Jelli saysAugust 29, 2016 at 1:01 pm
Gosh, I don’t think I’m ready to be done with school books. Sure, they were heavy and awkward and often forgotten in my high school locker, but there’s just something about flipping through the pages that I’ll miss if my kids ever go to a techie school. Congratulations on making it to the HS mothering stage. I’ve heard it’s great! Enjoy this fresh new chapter in your lives!
dana vento saysAugust 29, 2016 at 4:27 pm
I love that my kids are going back to high school high tech it keeps their world real and it keeps them pushing forward on the learning curve. I don’t like that we have pay insurance for the devices, I feel that is part of public school’s duty, but I guess I am wrong there.
That Parent Child agreement is really great and I have to look into this as I have teens on the road.
Jaime Nicole saysAugust 29, 2016 at 5:30 pm
I really love the idea of a Parent Child Agreement. I am definitely going to check into this for my daughter.

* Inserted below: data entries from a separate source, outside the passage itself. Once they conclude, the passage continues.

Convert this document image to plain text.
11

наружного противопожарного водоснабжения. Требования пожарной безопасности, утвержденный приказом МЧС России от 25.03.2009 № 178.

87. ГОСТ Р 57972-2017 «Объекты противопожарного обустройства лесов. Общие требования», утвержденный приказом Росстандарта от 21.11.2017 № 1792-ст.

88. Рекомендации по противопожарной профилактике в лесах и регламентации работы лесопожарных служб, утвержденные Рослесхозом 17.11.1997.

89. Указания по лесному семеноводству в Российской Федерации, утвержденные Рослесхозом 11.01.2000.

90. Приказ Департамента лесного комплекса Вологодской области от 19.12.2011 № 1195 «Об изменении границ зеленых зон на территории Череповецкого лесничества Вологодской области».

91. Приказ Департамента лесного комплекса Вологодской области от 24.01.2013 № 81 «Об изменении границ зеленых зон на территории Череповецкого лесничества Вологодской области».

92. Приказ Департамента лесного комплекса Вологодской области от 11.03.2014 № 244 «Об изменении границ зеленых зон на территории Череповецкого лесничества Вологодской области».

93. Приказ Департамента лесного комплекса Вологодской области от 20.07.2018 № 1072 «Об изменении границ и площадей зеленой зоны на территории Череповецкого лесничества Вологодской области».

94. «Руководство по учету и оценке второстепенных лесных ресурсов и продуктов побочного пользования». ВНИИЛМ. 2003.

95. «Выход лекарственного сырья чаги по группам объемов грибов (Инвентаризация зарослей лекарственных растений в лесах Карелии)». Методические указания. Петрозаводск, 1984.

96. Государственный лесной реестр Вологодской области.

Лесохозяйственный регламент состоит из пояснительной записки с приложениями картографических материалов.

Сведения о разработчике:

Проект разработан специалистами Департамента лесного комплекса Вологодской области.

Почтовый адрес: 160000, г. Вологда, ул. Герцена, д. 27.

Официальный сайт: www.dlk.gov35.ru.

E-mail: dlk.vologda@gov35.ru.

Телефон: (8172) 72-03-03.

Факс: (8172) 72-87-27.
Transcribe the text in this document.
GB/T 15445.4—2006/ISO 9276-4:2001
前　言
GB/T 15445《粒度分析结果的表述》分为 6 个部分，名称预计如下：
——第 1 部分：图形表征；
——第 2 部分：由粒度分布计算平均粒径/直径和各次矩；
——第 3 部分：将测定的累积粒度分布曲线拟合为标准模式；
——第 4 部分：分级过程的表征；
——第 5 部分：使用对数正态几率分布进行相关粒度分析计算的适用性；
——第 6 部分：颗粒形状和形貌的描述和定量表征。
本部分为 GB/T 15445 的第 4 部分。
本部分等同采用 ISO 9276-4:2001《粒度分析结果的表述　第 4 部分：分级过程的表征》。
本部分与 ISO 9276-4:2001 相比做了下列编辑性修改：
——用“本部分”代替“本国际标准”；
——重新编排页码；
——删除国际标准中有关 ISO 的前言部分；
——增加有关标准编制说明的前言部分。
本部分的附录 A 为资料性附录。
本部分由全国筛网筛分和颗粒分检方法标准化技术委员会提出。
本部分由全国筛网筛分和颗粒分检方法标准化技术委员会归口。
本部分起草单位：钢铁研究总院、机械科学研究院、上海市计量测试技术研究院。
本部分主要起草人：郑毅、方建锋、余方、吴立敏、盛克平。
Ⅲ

I do get tired of arguing with her over when she can use her technology, when to turn if off, content, etc. I think this would cut down on arguments.
Gwendolyn Mulholland saysAugust 29, 2016 at 9:43 pm
We homeschool and our curriculum is online. It is nice the advantages that technology has to offer but we have to be mindful of how it is used. My daughter has had a phone for a while now and we have rules that she must follow.
Kristy @ Mommy Hates Cooking saysAugust 30, 2016 at 7:27 am
My kids are still young so thankfully I have a few more years before I need to think about getting them phones or tablets for their school supplies. Technology is so wonderful and can be such a great tool for our children. I love the parent-child agreement!
Jennifer S saysAugust 30, 2016 at 9:41 am
I don’t have any kids to get back to school, but I did purchase my niece an ipad to help her with her homework. I am officially the BEST AUNT EVER! And I don’t mind that title one bit. LOL.
Bites for Foodies saysAugust 31, 2016 at 3:19 am
I have a love/hate relationship with technology. It worries me that kids these days are growing up in a society which completely revolves around technology, whereas when I was younger we didn’t have much technology. My generation had good foundations in terms of relationships when we were growing up…it’s not so much the case now.
Kira T saysAugust 31, 2016 at 5:36 am
My son is starting kindergarten tomorrow and I’m amazed at the difference in classroom technology. The teacher implements all kinds of technology now to teach and I think it’s great. I wish my son was old enough for a cell phone. I would love to have a way to keep in touch but that’s just mom anxiety lol.
aly mashrah saysAugust 31, 2016 at 7:48 pm
I definitely think it can be both a blessing and a curse at times. It’s all about how you manage it, I think. This season we will be using less technology and spending more time reading physical books.
paula schuck saysSeptember 2, 2016 at 5:58 am
Tech is definitely not bad at all. We use tech to stay in touch and we use it for the kid’s school assignments a lot. One daughter takes photographs of the board so she doesn’t miss assignments. That is written into her IEP. I love that tech actually opens up and makes some things MORE accessible for people with differences and for children. It is challenging at times but it helps me stay in touch with my daughters and that is a good thing. I need to look at getting a cell for my second child.